Hacker News new | ask | show | jobs
by usefulcat 2644 days ago
The article mentions a couple of options, one of which is tombstones. In a chaining implementation, the load factor is straightforward: num_items / table_size. Adding items increases the load factor and deleting items reduces it.

With open addressing, deletions do not decrease the load factor (at least not immediately, in general), because a deleted item becomes a tombstone. So for open addressing, load factor is (num_items + num_tombstones) / table_size.

The upshot is that in a scenario where items are being repeatedly added and removed, over time the load factor will gradually increase until eventually the table has be recreated. This is true even if the average number of items remains relatively constant over time, and is unlike a chaining implementation.

In this scenario, the average insertion time might be lower with open addressing, but the worst case will be much worse than for chaining.

1 comments

You can eliminate tombstones over time by:

  # any time a tombstone immediately preceeds a empty, it can be marked empty
  [ $ _ ] -> [ _ _ ]
  # any time you lookup a key, it can be swapped with a tombstone immediately preceeding it
  [ $ A ] -> [ A $ ]
  # (moving the tombstone closer to a empty that will destroy it)
  # if you don't have iterators, you can also jump over other keys
  [ $ B A ] -> [ A B $ ]
  [ $ B C A ] -> [ A B C $ ]  # etc
  # (this will cause a iterator at A to yield B again, or at B to skip A)
How well this keeps the load factor down depends on how aggressively you look for tombstone disposal opportunities, but it does keep it down.
Mutating the table on lookup seems pretty gross, though.
I would argue that "the table" is not mutated, only the internal state of its implementation. Every time you access any information, a cache at some layer below you is updated. Is that also gross?
Yes. Normally you can have one thread writing to a data structure OR many threads reading the data structure at any given time and not need to worry about them causing problems. (This situation is common enough that we have things called "reader-writer mutexes" or "shared-exclusive" mutexes.)

As soon as your reads can modify the internal state of the data structure, it might modify the state in a way which trips up another read; so you can no longer have many threads reading the data structure at once.

But you don't need to write every time, only on occasion, so you can actually use a read write lock and in the nominal case many threads can read just fine.

That said, it's probably still better to avoid this unless it's absolutely necessary to modify the underlying structure sometimes, I recently had to do this for an LRU cache.

Right. And in Rust implementing the hash table that way will suddenly make the table no longer flagged as "Sync" by the compiler, so you will be unable to share it between threads.
That's a great point. It's still a possible optimization with a compare-and-swap or if you can determine that you're in a single threaded context.
Eh, it’s the classic amortized approach. Whoever you ca “touch” the data and you’re right there already due to a lookup, it makes sense to amortize your data structure housekeeping IMO.

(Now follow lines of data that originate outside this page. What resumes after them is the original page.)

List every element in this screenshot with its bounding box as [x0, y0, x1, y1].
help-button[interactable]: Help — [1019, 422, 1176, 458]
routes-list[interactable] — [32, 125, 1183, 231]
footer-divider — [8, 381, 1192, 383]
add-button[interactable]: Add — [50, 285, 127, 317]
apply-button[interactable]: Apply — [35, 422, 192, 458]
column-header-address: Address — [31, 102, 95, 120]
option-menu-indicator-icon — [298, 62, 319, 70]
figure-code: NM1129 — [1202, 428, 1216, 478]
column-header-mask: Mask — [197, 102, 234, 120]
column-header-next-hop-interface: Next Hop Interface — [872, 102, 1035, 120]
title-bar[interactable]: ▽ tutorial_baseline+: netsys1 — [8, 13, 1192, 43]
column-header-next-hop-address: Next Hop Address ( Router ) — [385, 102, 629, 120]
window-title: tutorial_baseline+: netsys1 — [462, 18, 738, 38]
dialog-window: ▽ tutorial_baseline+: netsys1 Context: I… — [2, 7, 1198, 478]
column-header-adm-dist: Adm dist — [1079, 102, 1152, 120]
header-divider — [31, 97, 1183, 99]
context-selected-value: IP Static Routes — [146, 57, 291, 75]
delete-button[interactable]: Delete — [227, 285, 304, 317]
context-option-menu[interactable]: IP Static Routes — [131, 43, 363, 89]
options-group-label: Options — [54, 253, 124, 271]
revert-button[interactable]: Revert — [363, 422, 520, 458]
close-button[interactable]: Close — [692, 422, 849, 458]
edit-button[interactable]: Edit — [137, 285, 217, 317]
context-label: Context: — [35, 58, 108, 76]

TBH, the right answer is always due to the users use case (Amortization and housekeeping really help with purely functional data structures), and benchmark data.

Well, it still works (just slower) if you only do fixups during {table[key] = val} operations. But honestly, if you're using a probabilistic data structure like a hash table, the ship has already sailed on gross implementation details.
No, that's the common approach with chained lists: Move found list item to first.